Feature - Border Crossing 

Security woes on world’s longest undefended border

Labour Day weekend in Canada and the U.S. is the last gasp of summer and the last chance to get away for many as a new school year begins.

It’s always a busy weekend for guards on both sides of the border, which stretches an incredible 6,416 kilometres between our two countries – not including the vast Alaskan frontier. Between St. Stephen in New Brunswick and the Peace Arch in British Columbia there are a total of 21 border crossings.

Crossing the border on Labour Day used to be a simple matter of showing your driver’s license and answering a few questions, if you were pulled over at all. Border guards were looking for drugs, illegal immigrants and customs cheats who didn’t pay their duties.

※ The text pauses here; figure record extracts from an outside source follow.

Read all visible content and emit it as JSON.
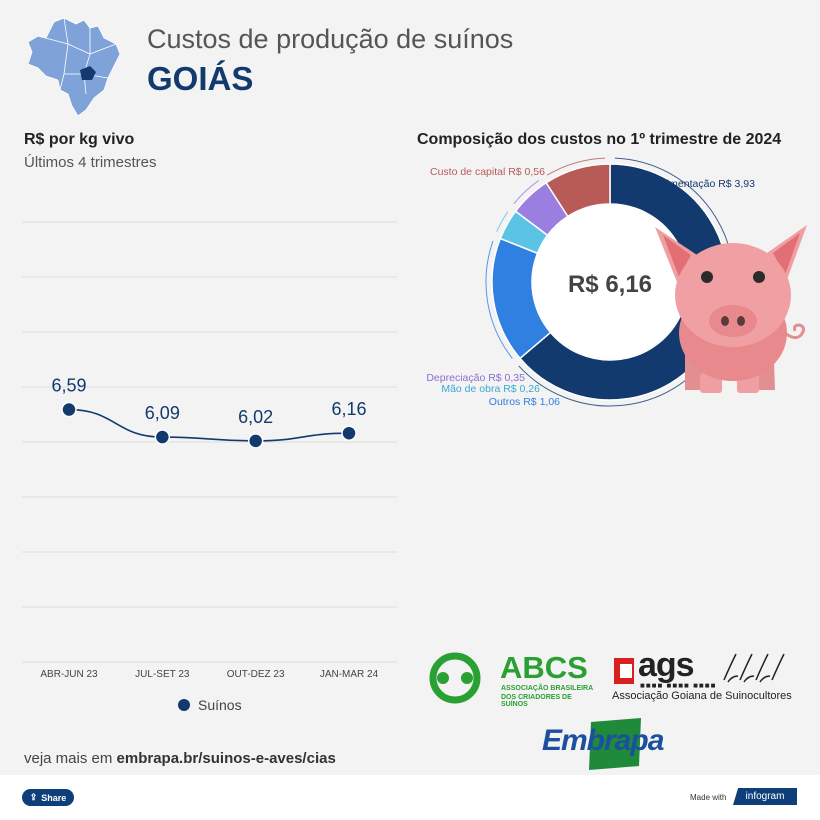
{
  "header": {
    "title": "Custos de produção de suínos",
    "state": "GOIÁS"
  },
  "line_chart": {
    "title": "R$ por kg vivo",
    "subtitle": "Últimos 4 trimestres",
    "legend": "Suínos"
  },
  "donut_chart": {
    "title": "Composição dos custos no 1º trimestre de 2024",
    "center_label": "R$ 6,16"
  },
  "chart_data": [
    {
      "type": "line",
      "title": "R$ por kg vivo",
      "subtitle": "Últimos 4 trimestres",
      "categories": [
        "ABR-JUN 23",
        "JUL-SET 23",
        "OUT-DEZ 23",
        "JAN-MAR 24"
      ],
      "series": [
        {
          "name": "Suínos",
          "values": [
            6.59,
            6.09,
            6.02,
            6.16
          ],
          "labels": [
            "6,59",
            "6,09",
            "6,02",
            "6,16"
          ]
        }
      ],
      "ylim": [
        2.0,
        10.0
      ],
      "grid": true,
      "legend_position": "bottom"
    },
    {
      "type": "pie",
      "title": "Composição dos custos no 1º trimestre de 2024",
      "center": "R$ 6,16",
      "slices": [
        {
          "label": "Alimentação R$ 3,93",
          "value": 3.93,
          "color": "#123a6e"
        },
        {
          "label": "Outros R$ 1,06",
          "value": 1.06,
          "color": "#2f80e0"
        },
        {
          "label": "Mão de obra R$ 0,26",
          "value": 0.26,
          "color": "#5bc4e4"
        },
        {
          "label": "Depreciação R$ 0,35",
          "value": 0.35,
          "color": "#9b7fe0"
        },
        {
          "label": "Custo de capital R$ 0,56",
          "value": 0.56,
          "color": "#b85a56"
        }
      ]
    }
  ],
  "logos": {
    "abcs_name": "ABCS",
    "abcs_sub1": "ASSOCIAÇÃO BRASILEIRA",
    "abcs_sub2": "DOS CRIADORES DE SUÍNOS",
    "ags_name": "ags",
    "ags_sub": "Associação Goiana de Suinocultores",
    "embrapa": "Embrapa"
  },
  "footer": {
    "prefix": "veja mais em ",
    "link": "embrapa.br/suinos-e-aves/cias",
    "share": "Share",
    "made_with": "Made with",
    "brand": "infogram"
  },
  "colors": {
    "navy": "#123a6e",
    "line": "#123a6e",
    "pig": "#f0a0a2"
  }
}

All of that changed forever on Sept. 11. We woke up to find the World Trade Centers gone, the Pentagon in flames, and another plane crashed in Pennsylvania because the passengers decided it was better to fight than to sit idly and allow their plane to be used as a missile against their fellow citizens.

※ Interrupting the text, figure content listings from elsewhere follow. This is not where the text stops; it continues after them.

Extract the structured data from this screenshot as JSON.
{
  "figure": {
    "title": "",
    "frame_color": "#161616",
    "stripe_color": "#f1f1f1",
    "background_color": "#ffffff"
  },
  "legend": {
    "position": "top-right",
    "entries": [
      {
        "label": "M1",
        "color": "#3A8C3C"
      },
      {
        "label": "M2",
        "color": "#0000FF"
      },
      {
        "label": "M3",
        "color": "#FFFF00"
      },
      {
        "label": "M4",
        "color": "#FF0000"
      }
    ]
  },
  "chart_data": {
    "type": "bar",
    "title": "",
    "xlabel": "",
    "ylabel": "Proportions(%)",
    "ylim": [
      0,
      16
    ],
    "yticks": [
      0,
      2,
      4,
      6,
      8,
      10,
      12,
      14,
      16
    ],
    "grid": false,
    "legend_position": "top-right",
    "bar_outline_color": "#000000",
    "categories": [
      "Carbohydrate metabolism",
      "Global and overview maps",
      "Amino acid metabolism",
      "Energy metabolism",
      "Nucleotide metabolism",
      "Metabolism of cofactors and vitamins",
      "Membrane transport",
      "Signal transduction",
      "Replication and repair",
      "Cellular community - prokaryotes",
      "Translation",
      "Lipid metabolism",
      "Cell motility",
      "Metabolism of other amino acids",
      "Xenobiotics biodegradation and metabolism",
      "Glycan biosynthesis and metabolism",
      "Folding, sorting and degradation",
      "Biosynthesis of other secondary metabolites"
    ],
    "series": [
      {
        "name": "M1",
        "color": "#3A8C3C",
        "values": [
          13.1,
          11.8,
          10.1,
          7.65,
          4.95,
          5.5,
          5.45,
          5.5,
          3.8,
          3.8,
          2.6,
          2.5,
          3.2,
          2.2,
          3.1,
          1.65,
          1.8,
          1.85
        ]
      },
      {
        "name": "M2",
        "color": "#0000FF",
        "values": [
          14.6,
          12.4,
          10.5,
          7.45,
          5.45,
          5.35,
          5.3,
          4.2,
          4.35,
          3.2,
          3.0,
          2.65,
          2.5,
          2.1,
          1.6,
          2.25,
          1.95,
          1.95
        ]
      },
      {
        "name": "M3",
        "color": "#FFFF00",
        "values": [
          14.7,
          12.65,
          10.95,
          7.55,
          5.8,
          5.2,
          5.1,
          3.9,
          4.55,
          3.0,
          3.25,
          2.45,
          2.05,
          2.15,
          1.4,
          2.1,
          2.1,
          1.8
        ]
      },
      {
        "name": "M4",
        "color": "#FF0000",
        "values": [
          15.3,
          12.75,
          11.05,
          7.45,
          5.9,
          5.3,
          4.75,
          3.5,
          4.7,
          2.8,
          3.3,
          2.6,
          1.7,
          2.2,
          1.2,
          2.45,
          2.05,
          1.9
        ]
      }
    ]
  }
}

We learned in the most tragic way that terrorists and their supporters lived among us, travelling unchallenged between cities and countries while setting their deadly plots into motion.

Both the American and Canadian governments vowed to never let our guards down again, and the first order of business was to increase security at the airports, ports and border. Increased security meant longer waits at the border.

The longest wait in Canada on this most recent Labour Day long weekend was at the Peace Arch crossing, where cars waited approximately 45 minutes between six and seven o’clock in the evening to get into Canada. On Sunday evening they waited up to an hour to get back into the U.S.

While that may seem like a long delay, it’s a drop in the bucket compared with line-ups experienced in the weeks after Sept. 11. Governments had promised more money and resources for customs services, but until the money came through and staff were hired and trained, the increased vigilance was in the hands of the same numbers of frontline border personnel.

Every traveller was asked to produce photo identification and proof of citizenship. They wanted to know where cars were going, where the people were staying and for how long. They opened every trunk and checked luggage.

As a result of this unprecedented scrutiny, both private and commercial traffic backed up on both sides of the border.

On the American Thanksgiving 10 weeks after Sept. 11 – opening day for Whistler-Blackcomb – skier numbers on the mountain were actually up 10 per cent over the previous season. Businesses that were expecting a decline as a result of the terrorist attacks, the collapse of Canada 3000, airline cutbacks, and the rapidly weakening economy let out a collective sigh of relief. After all that had happened, it seems people were still determined to come to Whistler.